Les écrans ont le même effet sur le cerveau qu’une récompense, un cadeau, un dessert, un repas favori …sauf qu’on peut l’utiliser sans s’arrêter. Il en est de même pour l’alcool, les jeux d’argent et de hasard, la nicotine, la nourriture, le shopping, le sexe associé à la pornographie, les amphétamines…
Apprendre à s’autoréguler est une autre étape importante.
Les adultes sont de plus en plus en difficulté pour résister face aux excès des plaisirs immédiats. Pour les enfants, l’auto-régulation est impossible car leur niveau de maturité cérébrale ne leur permet pas de privilégier des activités saines et sans danger face aux activités libérant des fortes doses de dopamine.
La protection et la guidance de l’adulte pour freiner ces consommations à risque addictive est nécessaire.
3- Les clés pour guider les enfants vers un monde sous dopamine contrôlée
Vous l’aurez compris, dans une société qui facilite l’accès au « bonheur instantané et artificiel » suivi en masse, rediriger les jeunes générations à savourer des plaisirs simples et authentiques devient un enjeu sociétal pour faire face aux risques accrus d’addictions diverses.
Si le but de l’existence humaine réside dans la quête du bonheur plutôt que de plaisirs immédiats et artificiels, apprenons à pratiquer un « hédonisme raisonné »* avec nos enfants. En les reconnectant aux plaisirs naturels et nécessaires, on participe à leur bon développement.

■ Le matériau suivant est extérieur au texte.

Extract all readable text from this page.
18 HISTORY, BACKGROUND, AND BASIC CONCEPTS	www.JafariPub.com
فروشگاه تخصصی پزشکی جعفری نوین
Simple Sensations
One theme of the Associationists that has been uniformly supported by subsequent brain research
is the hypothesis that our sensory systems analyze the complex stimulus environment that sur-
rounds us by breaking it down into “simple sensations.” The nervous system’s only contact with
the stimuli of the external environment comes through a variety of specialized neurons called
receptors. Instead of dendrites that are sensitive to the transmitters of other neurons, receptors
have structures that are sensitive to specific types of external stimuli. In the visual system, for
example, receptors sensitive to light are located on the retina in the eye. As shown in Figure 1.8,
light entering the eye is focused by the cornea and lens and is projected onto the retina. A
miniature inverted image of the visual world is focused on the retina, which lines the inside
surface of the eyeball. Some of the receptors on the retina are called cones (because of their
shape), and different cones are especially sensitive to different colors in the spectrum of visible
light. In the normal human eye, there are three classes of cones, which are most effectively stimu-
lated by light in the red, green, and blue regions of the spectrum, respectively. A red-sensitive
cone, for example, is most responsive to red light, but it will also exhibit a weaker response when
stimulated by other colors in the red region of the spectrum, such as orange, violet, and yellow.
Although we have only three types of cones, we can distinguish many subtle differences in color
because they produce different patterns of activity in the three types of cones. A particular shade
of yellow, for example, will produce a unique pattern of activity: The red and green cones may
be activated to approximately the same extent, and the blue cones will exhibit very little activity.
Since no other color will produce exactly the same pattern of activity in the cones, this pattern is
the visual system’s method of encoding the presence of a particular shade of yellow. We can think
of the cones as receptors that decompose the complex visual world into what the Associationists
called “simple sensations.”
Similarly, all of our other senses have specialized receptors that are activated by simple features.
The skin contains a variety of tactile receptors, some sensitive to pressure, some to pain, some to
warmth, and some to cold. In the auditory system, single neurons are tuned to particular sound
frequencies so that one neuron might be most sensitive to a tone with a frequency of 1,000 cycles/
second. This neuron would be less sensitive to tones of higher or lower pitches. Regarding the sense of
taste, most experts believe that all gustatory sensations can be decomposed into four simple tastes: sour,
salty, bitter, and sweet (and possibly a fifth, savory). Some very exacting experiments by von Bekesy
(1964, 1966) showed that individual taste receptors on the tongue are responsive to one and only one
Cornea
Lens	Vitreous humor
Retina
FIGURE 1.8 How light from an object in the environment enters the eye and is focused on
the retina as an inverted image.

Ainsi pour se familiariser à des activités libérant de la dopamine naturelle (versus dopamine artificielle), vous pouvez :
- proposer des alternatives aux plaisirs immédiats (avant de regarder un écran : s’aérer, jouer ensemble, lire, créer…

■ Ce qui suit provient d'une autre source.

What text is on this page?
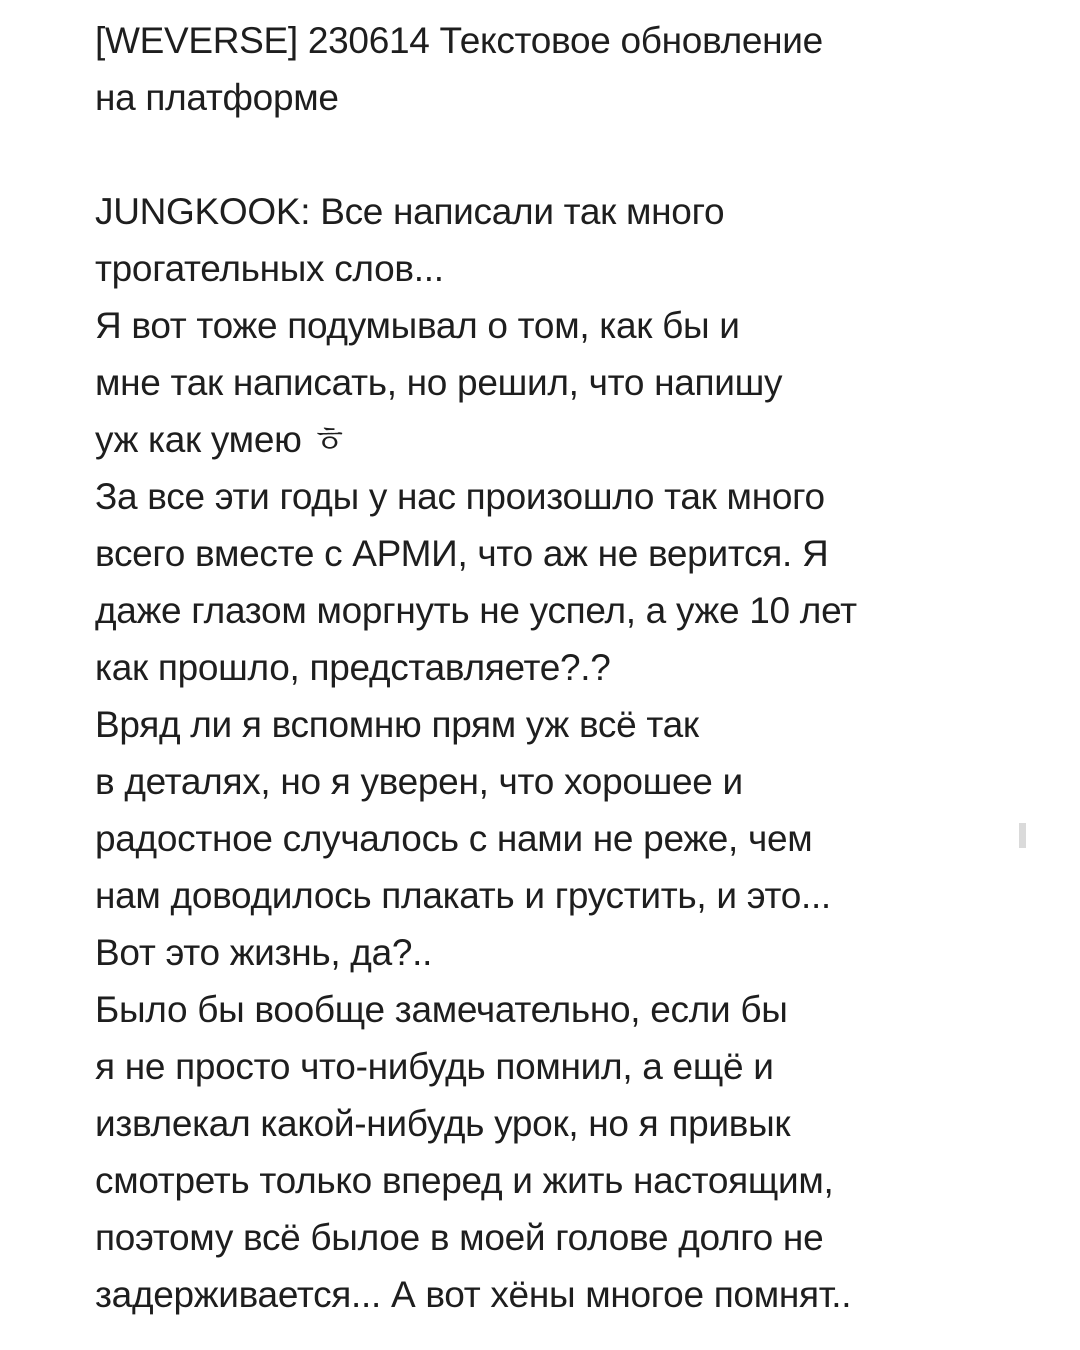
[WEVERSE] 230614 Текстовое обновление
на платформе
JUNGKOOK: Все написали так много
трогательных слов...
Я вот тоже подумывал о том, как бы и
мне так написать, но решил, что напишу
уж как умею ㅎ
За все эти годы у нас произошло так много
всего вместе с АРМИ, что аж не верится. Я
даже глазом моргнуть не успел, а уже 10 лет
как прошло, представляете?.?
Вряд ли я вспомню прям уж всё так
в деталях, но я уверен, что хорошее и
радостное случалось с нами не реже, чем
нам доводилось плакать и грустить, и это...
Вот это жизнь, да?..
Было бы вообще замечательно, если бы
я не просто что-нибудь помнил, а ещё и
извлекал какой-нибудь урок, но я привык
смотреть только вперед и жить настоящим,
поэтому всё былое в моей голове долго не
задерживается... А вот хёны многое помнят..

- encourager des activités créatives ou musicales
- mettre son corps en mouvement, privilégier la marche à la voiture quand c’est possible, marcher en pleine nature, pratiquer une activité physique
- multiplier les moments de partage et temps ludiques (jeux de société, jeux de discussions, jeux d’observations, énigmes, cuisiner, lire, chanter, écouter de la musique…)
- recentrer son attention par des activités de pleine conscience, respiration et relaxation (cela permet de calmer les émotions dans la zone impliquée dans le système de récompense)

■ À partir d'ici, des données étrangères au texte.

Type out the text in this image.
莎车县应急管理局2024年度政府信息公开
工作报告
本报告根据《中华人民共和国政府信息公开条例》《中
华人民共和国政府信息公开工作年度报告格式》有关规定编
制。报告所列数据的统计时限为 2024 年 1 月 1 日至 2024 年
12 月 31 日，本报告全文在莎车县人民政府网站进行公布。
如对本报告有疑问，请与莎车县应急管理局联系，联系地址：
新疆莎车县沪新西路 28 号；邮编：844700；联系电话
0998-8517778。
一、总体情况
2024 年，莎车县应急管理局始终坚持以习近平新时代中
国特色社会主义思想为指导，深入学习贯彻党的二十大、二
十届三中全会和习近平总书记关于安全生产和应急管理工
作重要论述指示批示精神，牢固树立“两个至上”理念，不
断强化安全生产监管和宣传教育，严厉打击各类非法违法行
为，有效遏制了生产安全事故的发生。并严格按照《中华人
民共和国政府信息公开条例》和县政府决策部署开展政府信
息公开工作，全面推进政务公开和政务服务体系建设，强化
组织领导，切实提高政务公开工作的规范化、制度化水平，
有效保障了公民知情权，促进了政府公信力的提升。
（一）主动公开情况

- enseigner la patience (attendre pour obtenir une satisfaction, tout travail demande du temps et de l’investissement, le bonheur n’en n’est que plus appréciable)
- apprendre l’honnêteté, elle favorise les relations humaines et produit de la dopamine naturelle (accepter que les erreurs et les bêtises sont des opportunités de dialogue et de réflexion vers la recherche de solutions).
- accompagner les enfants à accepter les frustrations (accueillir l’émotion « c’est difficile d’attendre, je sais » et tu peux être fier de toi
- cadrer et limiter les plaisirs intenses en proposant un « début » et une « fin » car ce sont ces formes de satisfactions qui nécessitent de prévoir un temps d’arrêt sinon le cerveau commandera de continuer.
- RÉSISTER à l’envie du « tout de suite, maintenant » et « beaucoup »que suscitent les plaisirs addictifs.
- regarder la vidéo de Léo Duff pour encore plus de volonté pour résister et choisisr des alternatives
* Hédonisme : du grec ancien « hedoné » « plaisir » signifie que le but de l’existence humaine est la recherche du plaisir et l’évitement de la souffrance selon une doctrine philosophique.